PCB Turtle Watch has now completed their remake of the Disney movie “Holes”.  We had 8 nests that suffered from washover and/or accretion from Tropical Storm Alberto mid June that stopped the development of the eggs.  None of these nests showed signs of having hatched so as each one reached day 80 from being laid they were excavated to locate and count the number of eggs.  These excavations were not announced to the public and our lead excavator enticed volunteers to attend under the guise of a free boot camp, focused on an upper body workout.  Some of these nests had over 3 feet of accretion that had to be moved just to reach the original beach level to then dig another 2 foot looking for the eggs.  After many hours of moving many cubic yards of sand, digging out completely buried nest stakes and caution/survey tape and filling the holes back in, we have now excavated all of these failed nests.  We appreciate the hours and physical effort put forth by every one of our volunteers that helped us during these excavations.  We always appreciate our volunteers but to willingly sign up night after night for these excavations receives an extra special Thank You!

Excavation of these 8 nests revealed 506 unhatched eggs that showed little to no development. Sea turtles can nest 3-7 times in a season so while these nests weren’t successful, we’d like to think other nests laid by these females have or will have much better results this season.
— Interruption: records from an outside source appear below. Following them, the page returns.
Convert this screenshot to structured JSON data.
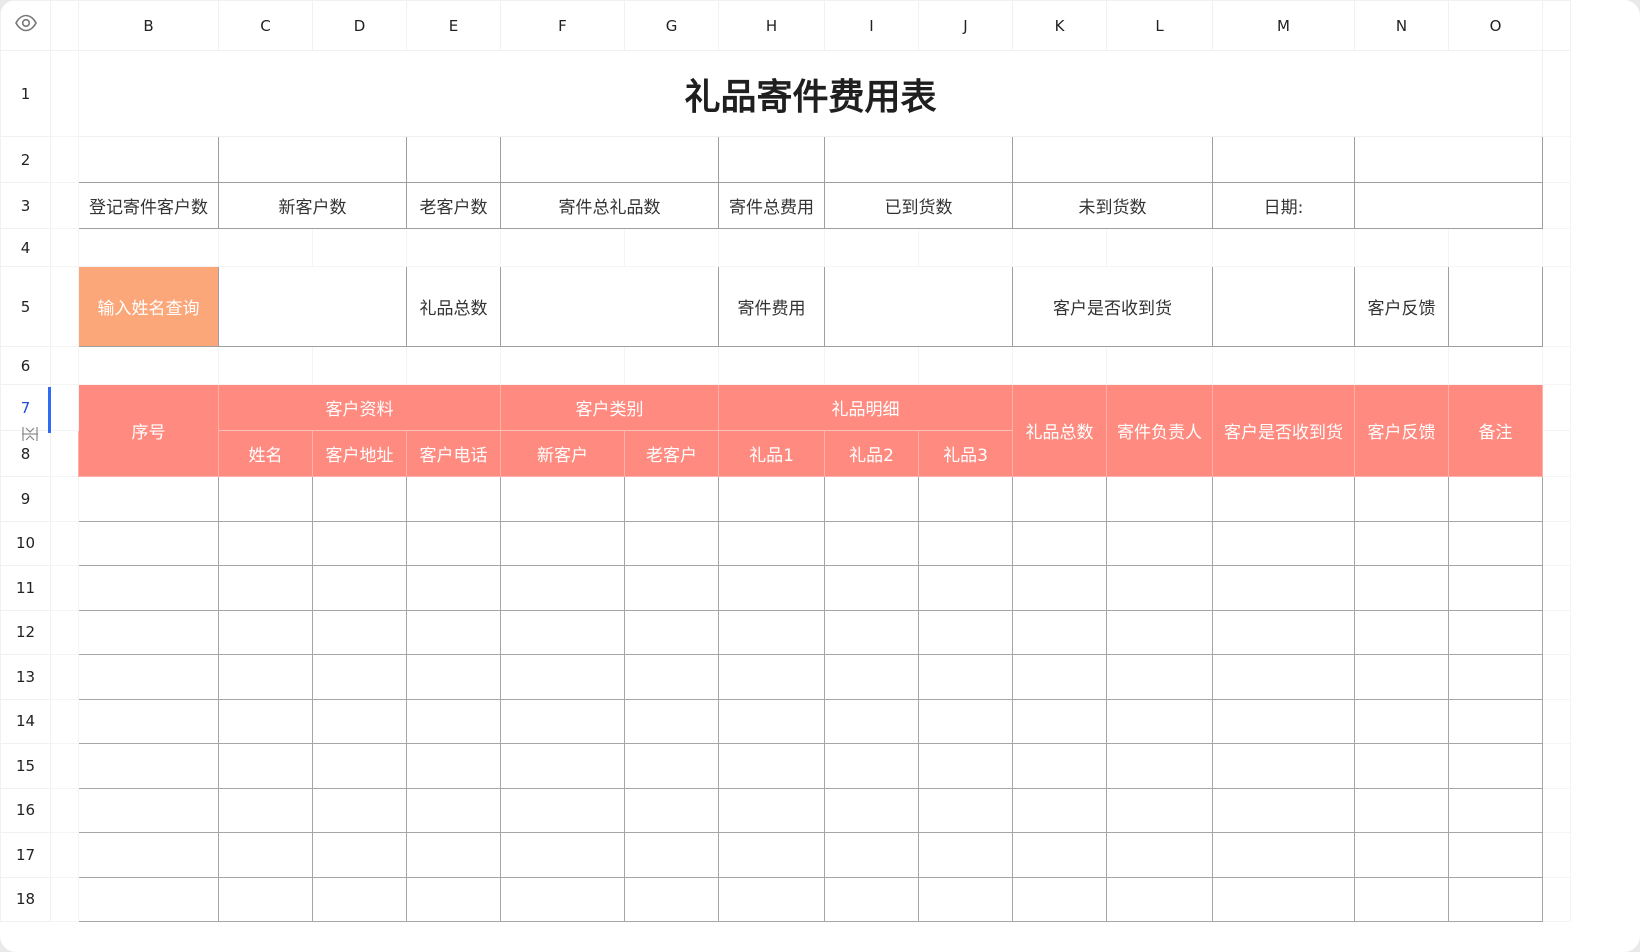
{
  "columns": [
    "B",
    "C",
    "D",
    "E",
    "F",
    "G",
    "H",
    "I",
    "J",
    "K",
    "L",
    "M",
    "N",
    "O"
  ],
  "rows": [
    "1",
    "2",
    "3",
    "4",
    "5",
    "6",
    "7",
    "8",
    "9",
    "10",
    "11",
    "12",
    "13",
    "14",
    "15",
    "16",
    "17",
    "18"
  ],
  "title": "礼品寄件费用表",
  "summary": {
    "registered_customers": "登记寄件客户数",
    "new_customers": "新客户数",
    "old_customers": "老客户数",
    "total_gifts": "寄件总礼品数",
    "total_cost": "寄件总费用",
    "arrived": "已到货数",
    "not_arrived": "未到货数",
    "date_label": "日期:"
  },
  "query": {
    "input_label": "输入姓名查询",
    "gift_total": "礼品总数",
    "shipping_cost": "寄件费用",
    "received": "客户是否收到货",
    "feedback": "客户反馈"
  },
  "header": {
    "seq": "序号",
    "customer_info": "客户资料",
    "customer_type": "客户类别",
    "gift_detail": "礼品明细",
    "gift_total": "礼品总数",
    "handler": "寄件负责人",
    "received": "客户是否收到货",
    "feedback": "客户反馈",
    "notes": "备注",
    "name": "姓名",
    "address": "客户地址",
    "phone": "客户电话",
    "new_customer": "新客户",
    "old_customer": "老客户",
    "gift1": "礼品1",
    "gift2": "礼品2",
    "gift3": "礼品3"
  },
  "colors": {
    "header_fill": "#ff8b80",
    "query_fill": "#fba77a",
    "active_row_indicator": "#2f6cf5"
  }
}
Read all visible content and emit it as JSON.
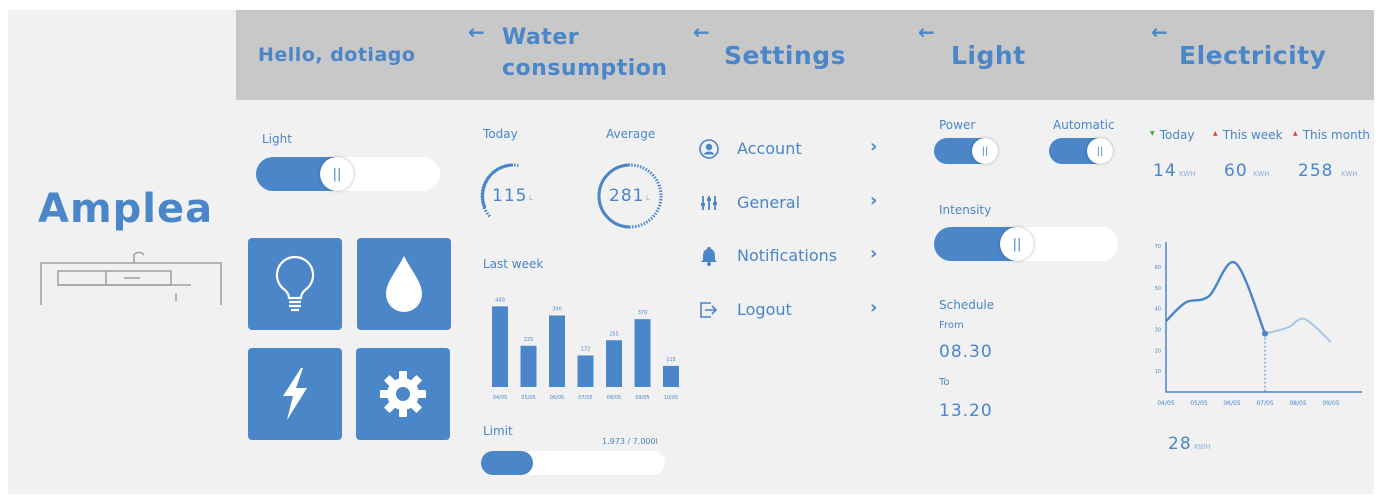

Stay up to date on total number of nests hatched and hatchings that have emerged here on our website, we are at over 1600 hatchlings so far this season!


Activities performed under MTP-038

Education Outreach, a rewarding part of our volunteer program!

We were honored to participate in the Science and Discovery Center’s Pirates and Mermaids camp this past week. Our volunteers shared information about our program and then allowed the campers to see some of the specimens up close. Young minds are like sponges and the campers were attentive and had the opportunity to learn about Sea Turtles and ways we can all help protect them.

Lifetime Achievement Volunteer Awards

Now that our 2024 hatching has started we would like to recognize two of our volunteers heavily involved in our hatching activities.

At the beginning of this season Nancy Evou and Betsy Straley were both recognized by Panama City Beach Turtle Watch with Lifetime Achievement awards recognizing their long running contributions to our program. To relate their years of service to sea turtles, the hatchlings that they helped in their first year could very well be returning to our beaches now or in a few years to lay their own nests!

Our program has been in place since 1991 and let’s just say these two volunteers have done it all! They have contributed countless hours each year and we hope they are able to continue for many more!

In her recent volunteer years, Betsy is out on the beach at night as part of the hatching monitoring team. She also helps with our education outreach initiatives and strandings (sick, injured or deceased sea turtles).

Nancy is involved in just about every aspect of PCB TW. Her volunteer efforts are most often seen through the education outreach, strandings and very much so all of the nest excavations!

We are very appreciative of all of the efforts and hours that Nancy and Betsy give to our program and look forward to having them on our team for many years ahead!

Photo: Nancy Evou (L) and Betsy Straley (R) with their custom Lifetime Achievement awards with photos taken throughout the years, with congratulations messages from some of our current and recent volunteers.